If you stroll across the University of Texas at Austin's Physics, Math, and Astronomy building yard, you'll see a 17-story tower and a huge L-shaped building. You will not see the Texas Petawatt laser, because it's two floors underground behind heavy doors with a logo most students miss. It's one of the most powerful lasers in the United States, though it's currently closed due to funding cuts.
I was the lead laser scientist on the Texas Petawatt (TPW) from 2020 to 2024. This government-funded research center, part of the Department of Energy's LaserNetUS network, let scientists from across the country apply for time to use specialized equipment. This laser takes a tiny pulse of light, stretches it, amplifies it until it briefly carries more power than the entire US electrical grid, then compresses it back to a trillionth of a second to create, essentially, a star in a vacuum chamber.
On a shot day, the target might be a piece of metal foil thinner than a human hair, a gas jet, or a tiny plastic pellet. Scientists used TPW to study stellar interiors, fusion energy, and even new cancer treatment approaches. Contrary to movie depictions, a 'shot day' is hours of quiet, repetitive work followed by about 10 seconds where nobody breathes.
A typical shot day began with me arriving two hours early, donning a gown, boots, and hairnet, and entering a cold clean room. You don't just turn the laser on; you coax it awake. I'd start with the oscillator, a small box generating the first seed of light, and record fixed parameters like energy and center frequency. Then I'd fire up the pump laser to amplify the pulse from nanojoules to about half a joule.
The system needed 30 minutes to stabilize, during which I checked alignment through every pinhole and camera. A slight misalignment could be catastrophic, burning through optics that take months to replace. Next, the beam entered the first amplifier: a glass rod surrounded by flash lamps. The beam made passes, growing stronger until it reached about 12 joules - roughly the energy of a ball thrown hard across a room. This process alone took the better part of an hour.
I'd then expand the beam and send it through the final stage: the disk amplifiers. Two amplifiers, each with two massive 30-centimeter glass disks, were pumped by a huge bank of flash lamps powered by capacitor banks so large they had their own room on a separate floor. Fast optical shutters between each stage acted as gates.
When the experimental team confirmed the target was in position, we'd prepare for a system shot. Every monitor would flash 'System Shot Mode' in red. I'd announce it over a vintage microphone, open the compressor beam dump (a heavy glass plate that takes two minutes to move), and then perform a safety check. With a small interlock key, I'd lock every door; if one opened, the shot aborted.

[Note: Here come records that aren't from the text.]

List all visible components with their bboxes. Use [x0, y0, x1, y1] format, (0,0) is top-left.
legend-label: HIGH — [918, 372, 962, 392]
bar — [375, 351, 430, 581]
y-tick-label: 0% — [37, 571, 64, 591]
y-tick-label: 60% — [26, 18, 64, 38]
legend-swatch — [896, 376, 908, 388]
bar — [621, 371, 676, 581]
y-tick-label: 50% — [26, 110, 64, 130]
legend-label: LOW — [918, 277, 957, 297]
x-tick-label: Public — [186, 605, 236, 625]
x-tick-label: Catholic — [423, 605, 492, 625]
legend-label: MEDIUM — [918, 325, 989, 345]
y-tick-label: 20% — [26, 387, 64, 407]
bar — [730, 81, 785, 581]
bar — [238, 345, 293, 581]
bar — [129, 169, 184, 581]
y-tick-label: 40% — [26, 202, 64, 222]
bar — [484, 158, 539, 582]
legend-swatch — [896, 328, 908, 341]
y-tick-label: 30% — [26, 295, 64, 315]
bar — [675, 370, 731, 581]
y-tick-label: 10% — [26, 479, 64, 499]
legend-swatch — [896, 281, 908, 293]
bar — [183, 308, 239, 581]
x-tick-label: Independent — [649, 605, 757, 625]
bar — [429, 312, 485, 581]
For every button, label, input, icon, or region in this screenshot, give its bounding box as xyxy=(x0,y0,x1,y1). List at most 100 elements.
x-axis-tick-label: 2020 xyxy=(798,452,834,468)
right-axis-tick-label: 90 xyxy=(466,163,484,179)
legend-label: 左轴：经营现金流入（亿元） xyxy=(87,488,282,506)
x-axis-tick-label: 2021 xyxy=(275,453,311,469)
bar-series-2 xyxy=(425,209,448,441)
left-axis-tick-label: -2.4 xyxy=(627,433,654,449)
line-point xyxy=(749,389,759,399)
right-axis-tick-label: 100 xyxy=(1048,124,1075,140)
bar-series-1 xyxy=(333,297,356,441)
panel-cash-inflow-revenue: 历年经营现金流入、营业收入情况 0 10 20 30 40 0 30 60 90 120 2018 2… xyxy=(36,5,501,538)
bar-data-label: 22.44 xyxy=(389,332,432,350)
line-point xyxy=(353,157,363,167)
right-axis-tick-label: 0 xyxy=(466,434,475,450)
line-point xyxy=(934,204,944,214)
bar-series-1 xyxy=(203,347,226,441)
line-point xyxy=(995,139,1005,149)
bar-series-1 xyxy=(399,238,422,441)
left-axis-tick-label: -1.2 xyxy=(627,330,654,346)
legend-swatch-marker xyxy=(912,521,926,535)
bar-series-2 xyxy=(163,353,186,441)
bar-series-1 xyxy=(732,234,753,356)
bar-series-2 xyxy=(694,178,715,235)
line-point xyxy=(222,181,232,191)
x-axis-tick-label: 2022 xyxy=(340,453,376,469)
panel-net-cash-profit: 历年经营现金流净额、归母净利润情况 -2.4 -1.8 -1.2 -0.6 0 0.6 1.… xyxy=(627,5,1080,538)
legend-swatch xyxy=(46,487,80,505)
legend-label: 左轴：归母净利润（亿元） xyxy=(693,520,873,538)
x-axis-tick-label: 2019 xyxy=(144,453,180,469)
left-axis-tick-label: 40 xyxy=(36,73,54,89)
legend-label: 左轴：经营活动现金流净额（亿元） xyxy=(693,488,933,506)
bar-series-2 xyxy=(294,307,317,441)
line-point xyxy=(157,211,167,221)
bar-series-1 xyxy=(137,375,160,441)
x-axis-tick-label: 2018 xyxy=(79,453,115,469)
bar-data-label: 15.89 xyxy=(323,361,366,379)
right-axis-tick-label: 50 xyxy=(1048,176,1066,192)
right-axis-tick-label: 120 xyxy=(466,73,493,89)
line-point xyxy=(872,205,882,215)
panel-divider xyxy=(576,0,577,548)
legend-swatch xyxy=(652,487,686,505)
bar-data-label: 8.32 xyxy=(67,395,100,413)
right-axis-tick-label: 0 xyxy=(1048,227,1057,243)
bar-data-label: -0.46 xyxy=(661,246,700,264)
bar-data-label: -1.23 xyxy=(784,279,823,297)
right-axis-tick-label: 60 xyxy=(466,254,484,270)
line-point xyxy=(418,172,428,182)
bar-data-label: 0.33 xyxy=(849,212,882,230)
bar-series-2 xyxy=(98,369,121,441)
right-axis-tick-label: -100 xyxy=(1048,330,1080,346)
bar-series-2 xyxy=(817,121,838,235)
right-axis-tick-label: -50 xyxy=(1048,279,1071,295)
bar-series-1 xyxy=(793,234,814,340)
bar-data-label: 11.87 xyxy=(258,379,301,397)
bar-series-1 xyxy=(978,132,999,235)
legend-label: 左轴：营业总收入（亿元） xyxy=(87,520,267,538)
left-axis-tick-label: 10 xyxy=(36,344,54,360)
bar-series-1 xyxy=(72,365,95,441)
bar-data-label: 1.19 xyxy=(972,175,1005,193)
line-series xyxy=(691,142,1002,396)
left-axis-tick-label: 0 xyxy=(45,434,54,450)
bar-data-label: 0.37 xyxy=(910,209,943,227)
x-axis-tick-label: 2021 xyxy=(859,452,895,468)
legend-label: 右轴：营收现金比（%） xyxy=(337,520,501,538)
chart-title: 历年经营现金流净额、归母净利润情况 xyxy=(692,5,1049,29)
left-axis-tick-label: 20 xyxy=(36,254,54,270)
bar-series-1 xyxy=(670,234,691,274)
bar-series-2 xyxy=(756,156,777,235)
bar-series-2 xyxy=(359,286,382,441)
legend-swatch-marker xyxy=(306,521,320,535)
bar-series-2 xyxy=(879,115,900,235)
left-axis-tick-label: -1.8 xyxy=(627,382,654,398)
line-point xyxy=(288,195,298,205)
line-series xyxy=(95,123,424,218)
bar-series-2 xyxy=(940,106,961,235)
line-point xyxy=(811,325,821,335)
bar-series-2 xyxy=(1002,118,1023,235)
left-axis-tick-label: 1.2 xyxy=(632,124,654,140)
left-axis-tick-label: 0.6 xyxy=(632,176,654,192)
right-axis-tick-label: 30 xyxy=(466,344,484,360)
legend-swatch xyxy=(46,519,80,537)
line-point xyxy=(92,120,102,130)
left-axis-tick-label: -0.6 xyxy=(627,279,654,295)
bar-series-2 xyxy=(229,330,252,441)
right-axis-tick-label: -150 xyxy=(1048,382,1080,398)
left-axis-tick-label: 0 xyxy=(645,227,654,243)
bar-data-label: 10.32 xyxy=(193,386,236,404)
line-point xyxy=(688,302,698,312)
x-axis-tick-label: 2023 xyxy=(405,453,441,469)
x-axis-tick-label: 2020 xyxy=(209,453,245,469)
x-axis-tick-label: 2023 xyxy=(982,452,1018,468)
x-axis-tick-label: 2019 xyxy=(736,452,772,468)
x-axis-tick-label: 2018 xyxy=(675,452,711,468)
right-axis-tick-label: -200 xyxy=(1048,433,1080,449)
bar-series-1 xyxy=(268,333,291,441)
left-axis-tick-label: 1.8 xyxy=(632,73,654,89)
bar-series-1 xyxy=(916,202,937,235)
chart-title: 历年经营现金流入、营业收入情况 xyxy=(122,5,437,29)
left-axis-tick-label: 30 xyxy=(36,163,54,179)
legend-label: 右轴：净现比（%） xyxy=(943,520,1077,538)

Back in the control room, I'd charge the capacitor banks. At this point, there's no going back except for an emergency shutdown. The room would go silent. I'd share a glance with the researcher, like Joe from Los Alamos National Lab on one day, who'd be gripping his coffee cup. 'Charge complete. Firing system shot in three, two, one. Fire.'
I'd press the button. A loud thud would roll through the building as the stored energy dumped into the beam. Monitors would freeze, capturing diagnostics. Downstairs, in the vacuum chamber, a spot smaller than a human hair would reach temperatures measured in millions of degrees. I'd lean back and record parameters as everyone exhaled. A radiation safety officer would check the chamber first, then the experimental team would collect data.
Sometimes it worked perfectly. Sometimes it didn't. One afternoon in 2023, after three hours of prep, I pressed the button and heard nothing. A shutter had failed. The monitors showed black. I wrote SHOT FAILED in the logbook and started the hourlong cooldown. We sat in silence, then got the shot four hours later. That's the part they don't show in movies.
This anticipation is the job: hours of patience for 10 seconds you never quite get used to. It all happens underneath a campus where thousands walk, unaware that for a fraction of a second, a tiny point of matter hotter than the Sun's surface just existed below their feet.